Several population studies have reported an increase in the prevalence of the MetS with age, regardless of definition, although some have reported a peak in the 7th decade and then a decline in both sexes.36,37

This was evident especially in women, with a sevenfold increase in prevalence from the 20-29 year olds age group to the 80-89 year olds age group.38 This study showed that age has a significant relationship with prevalence of MetS; therefore, after age adjustment, there is no significant difference in lower and higher tertile of legume intakes. Findings from the third National Health and Nutrition Examination Survey show the percentage of people with MetS differs by age group. It is currently estimated that 13% of adolescents in the United States have metabolic syndrome.
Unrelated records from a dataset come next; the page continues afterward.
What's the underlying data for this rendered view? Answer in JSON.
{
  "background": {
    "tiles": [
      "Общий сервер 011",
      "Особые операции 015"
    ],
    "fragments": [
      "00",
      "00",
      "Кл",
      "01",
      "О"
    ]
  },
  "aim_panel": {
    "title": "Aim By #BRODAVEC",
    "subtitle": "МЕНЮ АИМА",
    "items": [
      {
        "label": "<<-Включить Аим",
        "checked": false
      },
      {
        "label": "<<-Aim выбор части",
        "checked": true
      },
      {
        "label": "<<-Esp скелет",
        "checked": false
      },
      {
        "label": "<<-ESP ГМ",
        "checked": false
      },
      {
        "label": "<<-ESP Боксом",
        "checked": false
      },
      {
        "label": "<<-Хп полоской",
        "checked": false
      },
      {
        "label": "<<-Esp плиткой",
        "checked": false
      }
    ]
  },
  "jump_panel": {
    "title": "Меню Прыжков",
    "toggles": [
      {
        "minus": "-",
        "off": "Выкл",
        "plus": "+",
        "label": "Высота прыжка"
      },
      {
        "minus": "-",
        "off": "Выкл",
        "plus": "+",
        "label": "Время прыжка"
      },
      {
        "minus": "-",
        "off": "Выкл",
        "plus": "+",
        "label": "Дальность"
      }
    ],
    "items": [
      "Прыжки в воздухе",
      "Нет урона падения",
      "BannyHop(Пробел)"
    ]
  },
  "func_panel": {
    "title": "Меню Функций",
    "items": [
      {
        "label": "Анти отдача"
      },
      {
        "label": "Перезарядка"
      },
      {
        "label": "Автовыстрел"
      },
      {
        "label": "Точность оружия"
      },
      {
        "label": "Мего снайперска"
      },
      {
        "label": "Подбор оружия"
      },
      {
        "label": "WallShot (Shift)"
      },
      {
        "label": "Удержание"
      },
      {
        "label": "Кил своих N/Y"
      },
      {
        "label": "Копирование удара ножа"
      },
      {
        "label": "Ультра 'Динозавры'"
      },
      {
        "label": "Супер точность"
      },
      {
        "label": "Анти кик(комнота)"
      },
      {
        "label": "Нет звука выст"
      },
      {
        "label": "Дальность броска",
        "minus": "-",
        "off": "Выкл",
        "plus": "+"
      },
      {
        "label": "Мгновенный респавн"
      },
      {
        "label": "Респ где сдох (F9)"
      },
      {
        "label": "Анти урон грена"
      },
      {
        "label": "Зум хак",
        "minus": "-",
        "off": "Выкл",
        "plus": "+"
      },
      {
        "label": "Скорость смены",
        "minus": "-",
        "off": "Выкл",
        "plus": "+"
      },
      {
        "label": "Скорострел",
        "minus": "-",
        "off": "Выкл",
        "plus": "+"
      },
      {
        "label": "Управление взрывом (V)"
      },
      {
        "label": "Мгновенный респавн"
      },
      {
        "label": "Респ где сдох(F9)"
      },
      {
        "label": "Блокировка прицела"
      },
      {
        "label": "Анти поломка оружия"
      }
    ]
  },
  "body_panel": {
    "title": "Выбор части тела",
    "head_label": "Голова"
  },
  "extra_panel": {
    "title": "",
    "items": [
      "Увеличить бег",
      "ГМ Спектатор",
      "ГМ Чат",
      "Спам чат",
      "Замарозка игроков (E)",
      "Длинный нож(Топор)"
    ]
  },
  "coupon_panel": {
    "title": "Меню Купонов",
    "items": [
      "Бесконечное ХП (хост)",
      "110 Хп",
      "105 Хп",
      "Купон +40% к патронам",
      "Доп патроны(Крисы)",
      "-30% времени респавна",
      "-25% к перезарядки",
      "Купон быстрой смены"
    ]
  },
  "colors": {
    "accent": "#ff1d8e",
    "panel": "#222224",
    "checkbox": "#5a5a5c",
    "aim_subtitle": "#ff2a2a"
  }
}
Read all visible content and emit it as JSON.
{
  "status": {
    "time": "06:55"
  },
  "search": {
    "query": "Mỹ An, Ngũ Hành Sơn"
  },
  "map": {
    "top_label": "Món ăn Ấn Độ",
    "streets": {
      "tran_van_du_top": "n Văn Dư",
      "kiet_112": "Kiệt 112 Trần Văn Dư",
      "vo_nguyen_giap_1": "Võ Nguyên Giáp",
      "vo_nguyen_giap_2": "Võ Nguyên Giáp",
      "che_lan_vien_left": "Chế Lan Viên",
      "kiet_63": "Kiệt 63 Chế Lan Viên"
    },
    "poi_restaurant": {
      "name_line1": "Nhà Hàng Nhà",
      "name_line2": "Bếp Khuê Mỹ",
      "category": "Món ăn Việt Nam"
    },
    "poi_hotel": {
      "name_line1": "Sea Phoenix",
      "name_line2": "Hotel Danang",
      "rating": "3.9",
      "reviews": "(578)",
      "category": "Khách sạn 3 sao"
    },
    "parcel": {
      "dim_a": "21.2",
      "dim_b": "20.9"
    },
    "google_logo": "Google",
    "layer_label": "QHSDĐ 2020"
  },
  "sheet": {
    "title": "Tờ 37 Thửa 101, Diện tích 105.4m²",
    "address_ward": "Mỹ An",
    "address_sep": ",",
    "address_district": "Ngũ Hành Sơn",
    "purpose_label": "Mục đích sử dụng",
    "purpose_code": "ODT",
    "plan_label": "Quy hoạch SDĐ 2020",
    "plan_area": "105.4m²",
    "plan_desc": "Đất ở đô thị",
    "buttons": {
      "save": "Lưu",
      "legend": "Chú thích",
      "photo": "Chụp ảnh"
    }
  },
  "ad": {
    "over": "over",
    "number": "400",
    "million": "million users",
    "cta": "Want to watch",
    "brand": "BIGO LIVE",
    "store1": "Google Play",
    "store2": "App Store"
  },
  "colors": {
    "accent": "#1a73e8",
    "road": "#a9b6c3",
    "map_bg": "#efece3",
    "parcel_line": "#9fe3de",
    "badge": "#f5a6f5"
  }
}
Approximately 24% of young to middle-aged adults and 40% of adults aged 70 years or older have MetS.39,40 Another study evaluated the association between total dietary fiber and its types and sources with the risk of MetS. Among sources of dietary fiber, fruit fiber and legume fiber were significantly and inversely associated with the risk of having MetS. After further adjustment for age, gender, lifestyle, and dietary confounders, a substantial reduction in the risk of MetS was observed with increasing fruit fiber and legume fiber intake.41 The strengths of this study are its large sample size consisting of participants with various socioeconomic and demographic characteristics, random sampling from two counties in central Iran, and control over a wide variety of potential confounders.

Limitation

These findings are limited due to the use of a cross-sectional design; therefore, we could not assess cause and effect relationship between MetS and legume. However, the evaluation of dietary intake of participants has a strong relationship with previous dietary intake. In addition, after adjustment for potential lifestyle confounders, unknown conditions may confound the relation between legume intake and MetS.